This Savage Song: violins+monsters+schwab=YAASSS



No. No, no, no, and NO. You absolutely CANNOT leave me hanging there like that, V.

Oh my goodness. What kind of flawless epicness did I just read?

So, a little history: I remember seeing this book all around way back in mid-2016, but I just put it off, for some inexplicable reason beyond both me and the book. Then, near the beginning of this year, and after I read the glorious, glorious thing that is ADSoM, I remembered this one, and I finally decided to pick it up.

And I have to say, I am very impressed.

For starters, the concept blows my mind. Literal monsters are born after crimes are committed? And the more heinous the crime, the more savage the monster? That is simply genius. Now, the way this concept is handled, with a divided city at odds with itself, gives the world-building a solid five out of five.

Enter our characters.
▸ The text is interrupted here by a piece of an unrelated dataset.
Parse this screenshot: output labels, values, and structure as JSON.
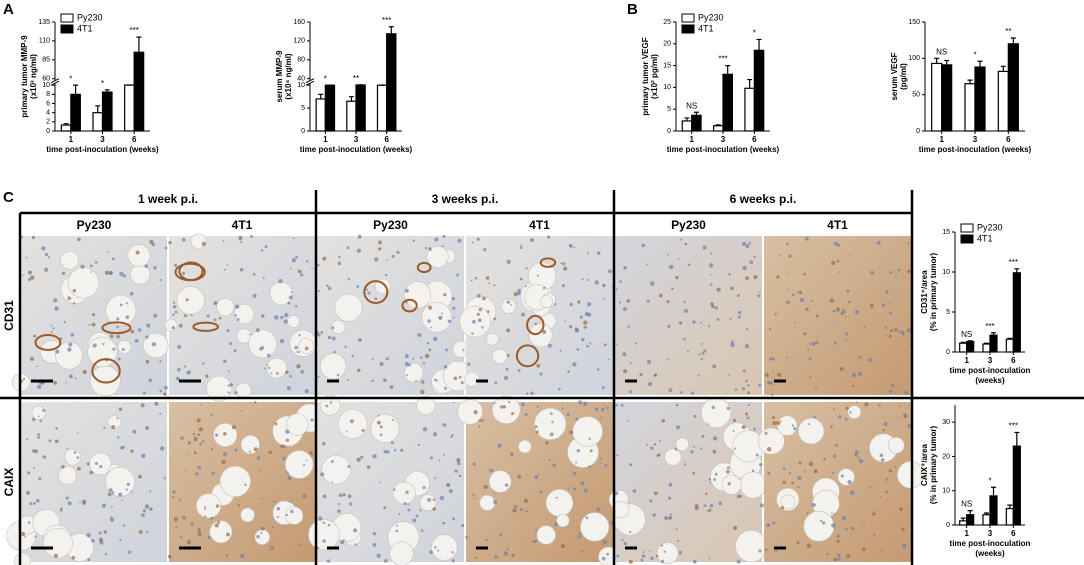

Kate is interesting, so interesting, because she’s the only child of a crime boss, and she aspires to be just like him, just as cruel as him. Now, I’ve seen this same idea before, but it is one of those tropes I never tire of. Kate reminded me of Kestrel Trajan, with her attempts to prove herself to her father, and this, of course, makes their interactions all the more tense and so intriguing to watch unfold. But I got the impression that Kate isn’t truly monstrous. I mean, yes, she is quick to threaten to stab and then actually stab, but it felt as she wants to this way, not how she actually is.

Unfortunatley, I truly cannot help but compare Kate to Lila of ADSoM, because this is one of those comparisions that stare you in the face and make you uncomfortable until you grudgingly acknowledge them (I deeply apologize for this creepy metaphor, but bear with me, if you please). Yes, both are fierce and stabby and have a temper, but I love the fact that Kate is NOT Lila. They are clearly different characters, and I appreciate this fact so much because I cannot tell you how annoying it is to read many books by the same author and realize that the characters are recylced. Thankfully, Schwab is not one of those authors.
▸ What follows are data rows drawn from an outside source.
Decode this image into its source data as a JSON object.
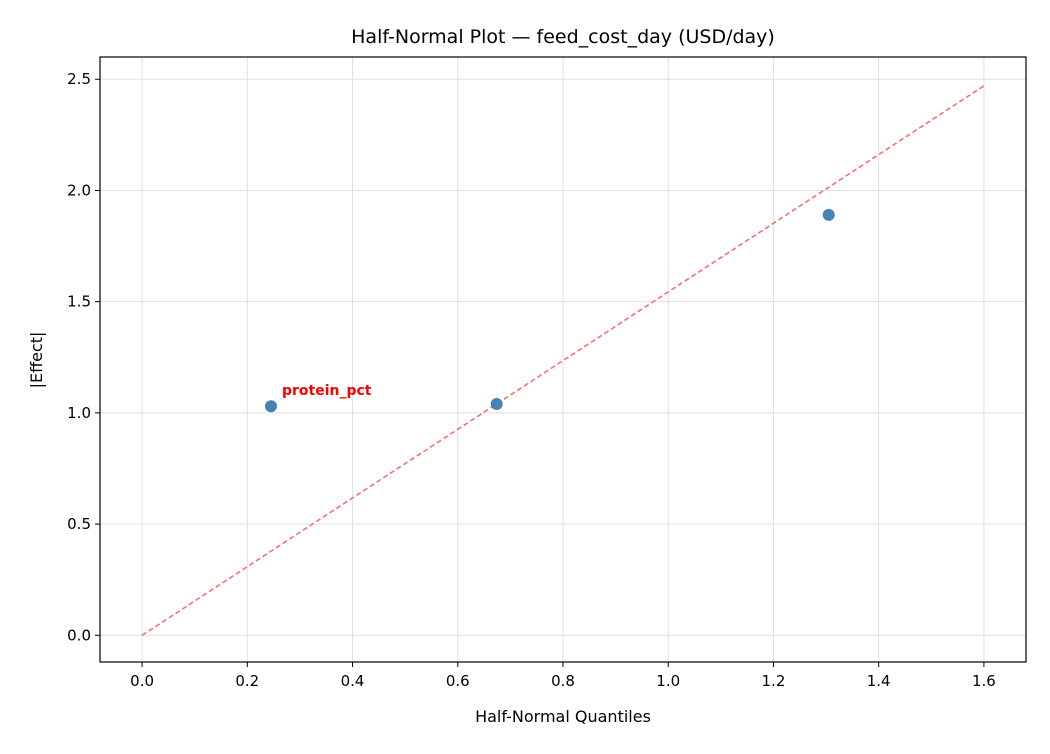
{
  "chart_data": {
    "type": "scatter",
    "title": "Half-Normal Plot — feed_cost_day (USD/day)",
    "xlabel": "Half-Normal Quantiles",
    "ylabel": "|Effect|",
    "xlim": [
      -0.08,
      1.68
    ],
    "ylim": [
      -0.12,
      2.6
    ],
    "xticks": [
      0.0,
      0.2,
      0.4,
      0.6,
      0.8,
      1.0,
      1.2,
      1.4,
      1.6
    ],
    "xtick_labels": [
      "0.0",
      "0.2",
      "0.4",
      "0.6",
      "0.8",
      "1.0",
      "1.2",
      "1.4",
      "1.6"
    ],
    "yticks": [
      0.0,
      0.5,
      1.0,
      1.5,
      2.0,
      2.5
    ],
    "ytick_labels": [
      "0.0",
      "0.5",
      "1.0",
      "1.5",
      "2.0",
      "2.5"
    ],
    "grid": true,
    "points": [
      {
        "x": 0.245,
        "y": 1.03,
        "label": "protein_pct"
      },
      {
        "x": 0.674,
        "y": 1.04,
        "label": ""
      },
      {
        "x": 1.305,
        "y": 1.89,
        "label": ""
      }
    ],
    "reference_line": {
      "x": [
        0.0,
        1.6
      ],
      "y": [
        0.0,
        2.47
      ],
      "style": "dashed"
    },
    "colors": {
      "points": "#4682b4",
      "reference_line": "#ff6666",
      "annotation": "#ff0000",
      "grid": "#e0e0e0"
    }
  }
}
But I have to say.. Kate, please forgive me, but I maaay have liked Lila better, because I, too, aspire to be a stabby adventurous pirate.

On the other side, we have August, who is a lost little monster who does not want to be one, and it is this fact that endeared him to me. That, and his little mini existential crises that he has every other hour #It’sGoingToBeAlrightMyDearSon. The idea itself of stealing souls with that violin of his, and the concept of only feeding on the guilty, is what made each of August’s chapters gripping.
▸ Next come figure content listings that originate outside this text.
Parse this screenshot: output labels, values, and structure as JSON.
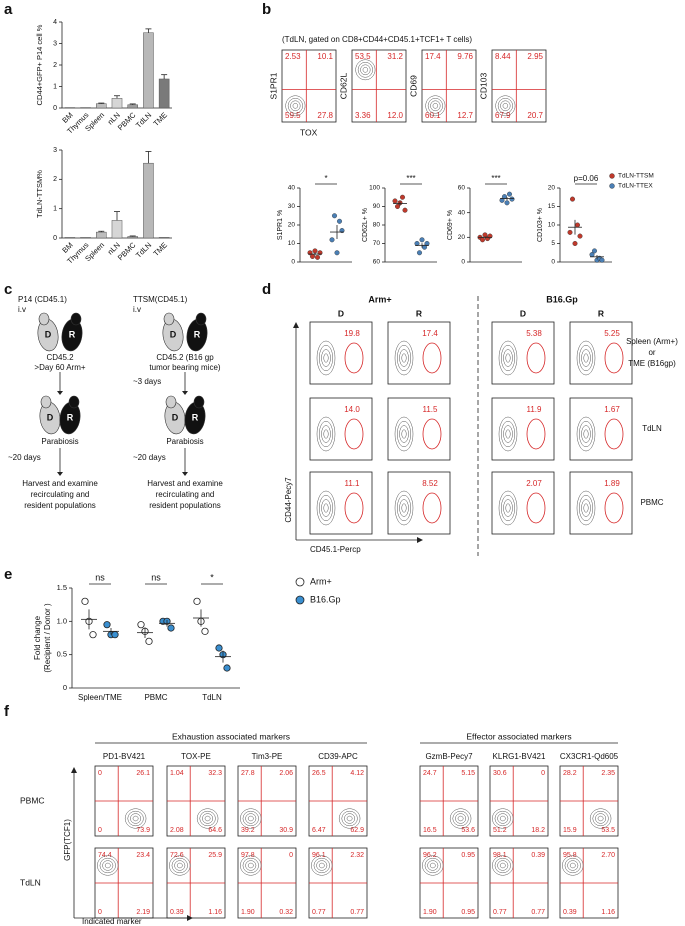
{
  "panel_labels": [
    "a",
    "b",
    "c",
    "d",
    "e",
    "f"
  ],
  "chart_data": [
    {
      "type": "bar",
      "ylabel": "CD44+GFP+ P14 cell %",
      "categories": [
        "BM",
        "Thymus",
        "Spleen",
        "nLN",
        "PBMC",
        "TdLN",
        "TME"
      ],
      "values": [
        0.02,
        0.02,
        0.2,
        0.45,
        0.15,
        3.5,
        1.35
      ],
      "errors": [
        0,
        0,
        0.03,
        0.12,
        0.04,
        0.18,
        0.2
      ],
      "colors": [
        "#cfcfcf",
        "#cfcfcf",
        "#bdbdbd",
        "#d6d6d6",
        "#9e9e9e",
        "#b8b8b8",
        "#7a7a7a"
      ],
      "ylim": [
        0,
        4
      ],
      "yticks": [
        0,
        1,
        2,
        3,
        4
      ]
    },
    {
      "type": "bar",
      "ylabel": "TdLN-TTSM%",
      "categories": [
        "BM",
        "Thymus",
        "Spleen",
        "nLN",
        "PBMC",
        "TdLN",
        "TME"
      ],
      "values": [
        0.02,
        0.02,
        0.2,
        0.6,
        0.05,
        2.55,
        0.02
      ],
      "errors": [
        0,
        0,
        0.03,
        0.3,
        0.02,
        0.4,
        0
      ],
      "colors": [
        "#cfcfcf",
        "#cfcfcf",
        "#bdbdbd",
        "#d6d6d6",
        "#9e9e9e",
        "#b8b8b8",
        "#7a7a7a"
      ],
      "ylim": [
        0,
        3
      ],
      "yticks": [
        0,
        1,
        2,
        3
      ]
    },
    {
      "type": "dot",
      "ylabel": "S1PR1 %",
      "values": [
        [
          5,
          3,
          6,
          2.5,
          5
        ],
        [
          12,
          25,
          5,
          22,
          17
        ]
      ],
      "means": [
        4.3,
        16.2
      ],
      "errors": [
        0.7,
        3.8
      ],
      "annotation": "*",
      "ylim": [
        0,
        40
      ],
      "yticks": [
        0,
        10,
        20,
        30,
        40
      ]
    },
    {
      "type": "dot",
      "ylabel": "CD62L+ %",
      "values": [
        [
          93,
          90,
          92,
          95,
          88
        ],
        [
          70,
          65,
          72,
          68,
          70
        ]
      ],
      "means": [
        91.6,
        69
      ],
      "errors": [
        1.2,
        1.2
      ],
      "annotation": "***",
      "ylim": [
        60,
        100
      ],
      "yticks": [
        60,
        70,
        80,
        90,
        100
      ]
    },
    {
      "type": "dot",
      "ylabel": "CD69+ %",
      "values": [
        [
          20,
          18,
          22,
          19,
          21
        ],
        [
          50,
          53,
          48,
          55,
          51
        ]
      ],
      "means": [
        20,
        51.4
      ],
      "errors": [
        0.7,
        1.2
      ],
      "annotation": "***",
      "ylim": [
        0,
        60
      ],
      "yticks": [
        0,
        20,
        40,
        60
      ]
    },
    {
      "type": "dot",
      "ylabel": "CD103+ %",
      "values": [
        [
          8,
          17,
          5,
          10,
          7
        ],
        [
          2,
          3,
          0.5,
          1,
          0.5
        ]
      ],
      "means": [
        9.4,
        1.4
      ],
      "errors": [
        2,
        0.5
      ],
      "annotation": "p=0.06",
      "ylim": [
        0,
        20
      ],
      "yticks": [
        0,
        5,
        10,
        15,
        20
      ]
    },
    {
      "type": "groupdot",
      "ylabel": [
        "Fold change",
        "(Recipient / Donor )"
      ],
      "categories": [
        "Spleen/TME",
        "PBMC",
        "TdLN"
      ],
      "series": [
        {
          "name": "Arm+",
          "color": "#ffffff",
          "values": [
            [
              1.3,
              1.0,
              0.8
            ],
            [
              0.95,
              0.85,
              0.7
            ],
            [
              1.3,
              1.0,
              0.85
            ]
          ],
          "means": [
            1.03,
            0.83,
            1.05
          ],
          "errors": [
            0.15,
            0.08,
            0.13
          ]
        },
        {
          "name": "B16.Gp",
          "color": "#3a8fd0",
          "values": [
            [
              0.95,
              0.8,
              0.8
            ],
            [
              1.0,
              1.0,
              0.9
            ],
            [
              0.6,
              0.5,
              0.3
            ]
          ],
          "means": [
            0.85,
            0.97,
            0.47
          ],
          "errors": [
            0.05,
            0.05,
            0.09
          ]
        }
      ],
      "annotations": [
        "ns",
        "ns",
        "*"
      ],
      "ylim": [
        0,
        1.5
      ],
      "yticks": [
        0,
        0.5,
        {
          "value": 1,
          "label": "1.0"
        },
        1.5
      ]
    }
  ],
  "panel_b": {
    "title": "(TdLN, gated on CD8+CD44+CD45.1+TCF1+ T cells)",
    "x_label": "TOX",
    "flows": [
      {
        "y_label": "S1PR1",
        "quadrants": [
          "2.53",
          "10.1",
          "59.5",
          "27.8"
        ]
      },
      {
        "y_label": "CD62L",
        "quadrants": [
          "53.5",
          "31.2",
          "3.36",
          "12.0"
        ]
      },
      {
        "y_label": "CD69",
        "quadrants": [
          "17.4",
          "9.76",
          "60.1",
          "12.7"
        ]
      },
      {
        "y_label": "CD103",
        "quadrants": [
          "8.44",
          "2.95",
          "67.9",
          "20.7"
        ]
      }
    ],
    "legend": [
      {
        "name": "TdLN-TTSM",
        "color": "#c0392b"
      },
      {
        "name": "TdLN-TTEX",
        "color": "#4a7fb5"
      }
    ]
  },
  "panel_c": {
    "mouse_labels": [
      "D",
      "R"
    ],
    "left": {
      "donor": "P14 (CD45.1)",
      "route": "i.v",
      "host": [
        "CD45.2",
        ">Day 60 Arm+"
      ],
      "join": "Parabiosis",
      "wait": "~20 days",
      "end": [
        "Harvest and examine",
        "recirculating and",
        "resident populations"
      ]
    },
    "right": {
      "donor": "TTSM(CD45.1)",
      "route": "i.v",
      "host": [
        "CD45.2 (B16 gp",
        "tumor bearing mice)"
      ],
      "delay": "~3 days",
      "join": "Parabiosis",
      "wait": "~20 days",
      "end": [
        "Harvest and examine",
        "recirculating and",
        "resident populations"
      ]
    }
  },
  "panel_d": {
    "groups": [
      "Arm+",
      "B16.Gp"
    ],
    "subgroups": [
      "D",
      "R"
    ],
    "y_label": "CD44-Pecy7",
    "x_label": "CD45.1-Percp",
    "rows": [
      {
        "label": [
          "Spleen (Arm+)",
          "or",
          "TME (B16gp)"
        ],
        "values": [
          "19.8",
          "17.4",
          "5.38",
          "5.25"
        ]
      },
      {
        "label": [
          "TdLN"
        ],
        "values": [
          "14.0",
          "11.5",
          "11.9",
          "1.67"
        ]
      },
      {
        "label": [
          "PBMC"
        ],
        "values": [
          "11.1",
          "8.52",
          "2.07",
          "1.89"
        ]
      }
    ]
  },
  "panel_f": {
    "y_label": "GFP(TCF1)",
    "x_label": "Indicated marker",
    "groups": [
      {
        "title": "Exhaustion associated markers",
        "markers": [
          "PD1-BV421",
          "TOX-PE",
          "Tim3-PE",
          "CD39-APC"
        ]
      },
      {
        "title": "Effector associated markers",
        "markers": [
          "GzmB-Pecy7",
          "KLRG1-BV421",
          "CX3CR1-Qd605"
        ]
      }
    ],
    "rows": [
      {
        "label": "PBMC",
        "quadrants": [
          [
            "0",
            "26.1",
            "0",
            "73.9"
          ],
          [
            "1.04",
            "32.3",
            "2.08",
            "64.6"
          ],
          [
            "27.8",
            "2.06",
            "39.2",
            "30.9"
          ],
          [
            "26.5",
            "4.12",
            "6.47",
            "62.9"
          ],
          [
            "24.7",
            "5.15",
            "16.5",
            "53.6"
          ],
          [
            "30.6",
            "0",
            "51.2",
            "18.2"
          ],
          [
            "28.2",
            "2.35",
            "15.9",
            "53.5"
          ]
        ]
      },
      {
        "label": "TdLN",
        "quadrants": [
          [
            "74.4",
            "23.4",
            "0",
            "2.19"
          ],
          [
            "72.6",
            "25.9",
            "0.39",
            "1.16"
          ],
          [
            "97.8",
            "0",
            "1.90",
            "0.32"
          ],
          [
            "96.1",
            "2.32",
            "0.77",
            "0.77"
          ],
          [
            "96.2",
            "0.95",
            "1.90",
            "0.95"
          ],
          [
            "98.1",
            "0.39",
            "0.77",
            "0.77"
          ],
          [
            "95.8",
            "2.70",
            "0.39",
            "1.16"
          ]
        ]
      }
    ]
  }
}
But it’s only fair to compare August to ADSoM’s Kell. But come on now guys, honestly. I have made it publicly known that KELL MARESH IS MY SWEET BABY SON THAT CAN ABSOLUTELY DO NO WRONG, so that, my dear friends, is what August was going up against. Haha, yeah, August didn’t stand a chance.

But August and Kate’s platonic, I repeat, PLATONIC relationship was actually the best thing ever.

And now, you may have realized I didn’t mention the plot yet because, well, the plot is this itsy bitsy little thing that is there but..not really.

Nina, you’re about as eloquent as a potato chip, you say.

To which I respond: Why, thank you, kind friend, as potatoes are actually known for their eloquence, little did anyone know.

Okay okay, fine. Let’s try explaining this again.

The plot is character driven, and very much so. And this is why, I believe, this book may not be for everyone. You have to really and truly care for the characters and their goals to be invested in this story at all, and could this be the reason why I docked half a star? Maybe. Probably.

What other points are there to hit? Ah yes. Writing.

I’ve said it once, and I’ll say it again and again: VE Schwab’s writing style is magical. It’s supple, and I believe this is the very reason that causes it to stand out: it can bend and adjust to the mood, the setting, the character’s thoughts. And you’re probably thinking, isn’t that what all writing does? And the answer is no. It’s what writing is supposed to be like, but this very flexibility is what distinguishes the good writing from the bad writing, and I realize this is such a picky thing, but when the author absolutely nails this down, you cannot possible ignore it.

But since perfection is like a clear and pure white sheet of paper, you cannot help but notice when a little speck of dust or charcoal lands on the perfect, but fragile, white surface. And when you notice that little blip, it irritates you like there’s no tomorrow. V’s writing in ADSoM was perfect. No complaints from me. In THIS SAVAGE SONG? It felt as she were holding back, or tired, or something. It’s as if there was dust or charcoal or what-have-you settled on the flawless surface. Could it be because of the different target audience? I really don’t know. And if it is, it shouldn’t be.

Alrighty, I think I’ll stop here. Fabulous concept, fabulous execution. Loved loved loved.